François de Beauharnais, celui qui, le 13 mai 1757, débarque en gouverneur à la Martinique, est le fils aîné de Claude, l'un des capitaines de vaisseau et d'une demoiselle Renée Hardouineau dont la mère s'est remariée à celui qu'on nomme le marquis de Beauharnais, le lieutenant général des Armées navales. Comme neveu de l'un et petit-fils de l'autre, il leur succédera ainsi dans un hôtel à Paris, rue Thévenot, où le marquis est mort en 1749. Il amène avec lui sa jeune femme, née Pyvart de Chastullé, qu'il a épousée six ans auparavant. Elle est sa cousine, ayant elle-même pour mère une Hardouineau, et elle lui a porté une part et de beaucoup la meilleure de la grosse fortune de ces Hardouineau qui ont des habitations importantes à Saint-Domingue. M. de Beauharnais en possède, aussi personnellement, qui lui proviennent d'un de ses oncles, capitaine de vaisseau, mort célibataire au Petit-Goave en 1741. Mais il a déjà fortement écorné son propre bien. De sa femme il a eu deux fils, dont un seulement est vivant : François, né à la Rochelle l'année précédente.

 

Quel rapport peut s'établir entre ce grand seigneur arrivant en maître dans les terres de son gouvernement, riche par sa femme à 100.000 livres de rentes, en dehors des bienfaits du Roi et de son traitement de 150.000 livres, et ces Tascher qui vivent à grand'peine, en un coin de l'île, sans position, sans fortune, déconsidérés et perdus de dettes ?

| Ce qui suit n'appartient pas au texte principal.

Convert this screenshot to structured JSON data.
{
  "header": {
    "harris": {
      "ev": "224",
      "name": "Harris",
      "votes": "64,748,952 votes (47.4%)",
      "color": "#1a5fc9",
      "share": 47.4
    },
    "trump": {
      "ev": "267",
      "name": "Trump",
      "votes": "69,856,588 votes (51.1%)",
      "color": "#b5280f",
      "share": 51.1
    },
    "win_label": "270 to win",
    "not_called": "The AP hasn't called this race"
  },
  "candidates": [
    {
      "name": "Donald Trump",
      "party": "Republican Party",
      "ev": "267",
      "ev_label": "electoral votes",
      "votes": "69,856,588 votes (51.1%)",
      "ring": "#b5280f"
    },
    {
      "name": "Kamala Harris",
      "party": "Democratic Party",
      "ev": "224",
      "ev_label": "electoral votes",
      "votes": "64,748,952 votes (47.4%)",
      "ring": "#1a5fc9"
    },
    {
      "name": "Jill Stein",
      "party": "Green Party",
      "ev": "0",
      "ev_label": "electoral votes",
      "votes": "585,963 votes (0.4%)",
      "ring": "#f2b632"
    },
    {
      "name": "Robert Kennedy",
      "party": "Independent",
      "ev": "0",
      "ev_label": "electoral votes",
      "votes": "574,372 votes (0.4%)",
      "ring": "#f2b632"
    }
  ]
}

Sans doute, ils sont, à l'origine, de la même province, et M. Tascher n'a point manqué de se faire recommander ; son nom est bon et a du relief près d'un compatriote de noblesse moins sûre. Peut-être même — quoique l'on n'en ait rien trouvé — existe-t-il entre les deux familles quelque lointaine alliance, mais, cela étant, tout devrait se borner sans doute, de la part de M. de Beauharnais, à un bon accueil et à quelques vagues promesses ; il n'en est pas ainsi et l'on a mieux : des femmes vient en effet l'effective protection, mais c'est d'une vivante, non des mortes.